How much wood could a woodchuck chuck?
Okay, that’s trite, but assuming a woodchuck can chuck wood, the classic children’s alliteration leads economists to think about productivity, poetically.
Now I don’t know much about forestry or zoology, or even poetry for that matter. But in the energy business the lyrics might go something like, “How much oil could an oil rig rig?”
I think we can agree my poetry doesn’t work. But bear with me, because I’m exploring how fast Canada’s oil business is innovating, especially relative to its US peers.
Related
Global energy is on the brink of ‘one of the most exciting business duels in history’: Peter Tertzakian
Peter Tertzakian : 4 reasons why a leaner and meaner Canadian oilpatch is back in the game
Really, my question is, “How much new oil production can come from one drilling rig, working over the span of one month?” And related to that, “How is the ability to get oil out of the ground improving over time, here in Canada versus the U.S.?”
The measurement is called rig productivity.
Superior rig productivity translates into being able to bring oil out of the ground faster, at lower price points, and broadly makes those who have it more “competitive,” which is the mot du jour in the business.
In fact, rig productivity is one of the most rapidly improving measures of economic efficiency, in any energy system today.
Examining the headline plays in the United States, the amount of oil and associated gas that can be brought out of the ground with the grinding pipes and bits of one rig has increased in the range of four-fold since 2012.
Take for example the oil-soaked Permian Basin in Texas. Back in 2012 a rig working in the region for one month could drill enough rock to add 150 barrels of oil equivalent per day of average production. Four years later the output from one drilling rig was over 600 boepd. In the prime postal codes of the Eagle Ford, the rates are over 1,600 boepd! No wonder the OPEC-and-friends cartel is concerned about what’s happening on this side of the world.

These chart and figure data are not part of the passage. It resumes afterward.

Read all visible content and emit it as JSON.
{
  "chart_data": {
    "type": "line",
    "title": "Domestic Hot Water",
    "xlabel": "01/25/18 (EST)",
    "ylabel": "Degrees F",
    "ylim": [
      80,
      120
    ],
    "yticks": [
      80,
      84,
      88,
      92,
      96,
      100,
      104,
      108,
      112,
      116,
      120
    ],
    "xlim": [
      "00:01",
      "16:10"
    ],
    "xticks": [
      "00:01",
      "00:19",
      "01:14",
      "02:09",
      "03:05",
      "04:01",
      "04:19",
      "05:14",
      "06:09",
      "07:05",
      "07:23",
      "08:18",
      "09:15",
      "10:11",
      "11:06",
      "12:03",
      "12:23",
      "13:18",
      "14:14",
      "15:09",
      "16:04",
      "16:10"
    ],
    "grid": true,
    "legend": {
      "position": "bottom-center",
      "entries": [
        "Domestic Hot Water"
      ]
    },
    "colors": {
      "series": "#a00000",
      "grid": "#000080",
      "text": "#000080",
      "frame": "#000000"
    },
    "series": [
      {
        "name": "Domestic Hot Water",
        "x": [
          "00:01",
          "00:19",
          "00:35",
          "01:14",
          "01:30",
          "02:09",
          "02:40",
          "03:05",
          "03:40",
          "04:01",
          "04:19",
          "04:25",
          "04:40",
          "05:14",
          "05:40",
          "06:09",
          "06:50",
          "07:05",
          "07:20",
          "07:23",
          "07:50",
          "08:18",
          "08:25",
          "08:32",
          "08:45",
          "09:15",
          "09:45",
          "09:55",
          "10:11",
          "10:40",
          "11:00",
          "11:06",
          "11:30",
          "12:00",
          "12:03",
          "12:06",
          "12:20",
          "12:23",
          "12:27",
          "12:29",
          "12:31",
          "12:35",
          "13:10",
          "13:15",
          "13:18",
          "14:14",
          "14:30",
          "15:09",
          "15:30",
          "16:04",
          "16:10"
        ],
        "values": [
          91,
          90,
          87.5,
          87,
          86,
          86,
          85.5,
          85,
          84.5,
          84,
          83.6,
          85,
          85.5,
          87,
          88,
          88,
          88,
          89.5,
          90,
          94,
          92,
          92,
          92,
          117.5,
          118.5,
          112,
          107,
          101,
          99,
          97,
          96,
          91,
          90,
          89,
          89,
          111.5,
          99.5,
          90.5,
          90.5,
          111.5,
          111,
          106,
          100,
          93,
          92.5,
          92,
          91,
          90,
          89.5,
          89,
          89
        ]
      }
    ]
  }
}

The reasons for the productivity improvements are many: Drilling faster and more accurately; employing new-age, alternating-current (AC) electric rigs; migrating to development drilling on multi-well pads; using rigs that “walk” and move quickly from one location to the next; high-grading of prospects to the best areas; and realizing learning-curve effects from completion technologies that are leading to more production from each well.
Learning curve effects are just starting to kick in
Simply put, a modern rig today can drill more wells in a month, and each well puts out more oil than in the recent past.
Canada’s Western Canadian Sedimentary Basin (WCSB) is one of the largest repositories of hydrocarbons in the world, with plenty of source rocks that are conducive to the same innovative processes that are delivering impressive results in the US. Yet productivity improvements in Canada have lagged – until recently.
Additional BOE/day per rig, for one month of drilling (See EIA Drilling Productivity Report Explanatory Notes) Source: EIA, GeoScout, Rig Locator, ARC Energy Research Institute
Introduction of larger, AC electric “triple” rigs that can walk on pads has lagged the U.S. But the modern fleet has risen in the WCSB and geriatric rigs have been retired. Over the past year other ingredients in the United States secret sauce have been adopted by Canadian industry in a big way. Established producers in the WCSB are going down the learning curve quickly; validating the notion that Canadian rocks can perform as well as other highly productive regions.
Figure 1A shows data from one of Canada’s leading unconventional oil plays, the Pembina Cardium in west central Alberta. Light, low-carbon oils are being tapped with rig productivities that are rising quickly and at 1,200 boepd per rig, are comparable to what’s being recorded in US plays. On the natural gas side, Figure 1B shows the Montney play that spans northwestern Alberta and northeastern British Columbia is breaking out to challenge leading American plays like the Marcellus and Utica.
It’s early days yet. Productivity gains have been impressive in a short period of time, in select areas of the vast WCSB. Learning curve effects are just starting to kick in, so the reserve and production potential of natural gas and low-carbon liquids in the wider WCSB is looking promising.
In past columns I’ve made the claim that the recent upturn in the Canadian oil and gas industry – increasing capital expenditures and rig counts – is being driven by innovation, efficiency and speed to market. The Canadian rig productivity data helps to validate that claim, and explains the shift in investment emphasis away from the oilsands toward resource plays in Saskatchewan, Alberta and BC.
So, how much wood could a Canuck woodchuck chuck?
If the oil business is any indication, the answer is double the amount from a couple of years ago. And probably quite a bit more over the next few years. And that’s good for competitiveness.
Peter Tertzakian is chief energy economist and managing director at Calgary-based ARC Financial Corp.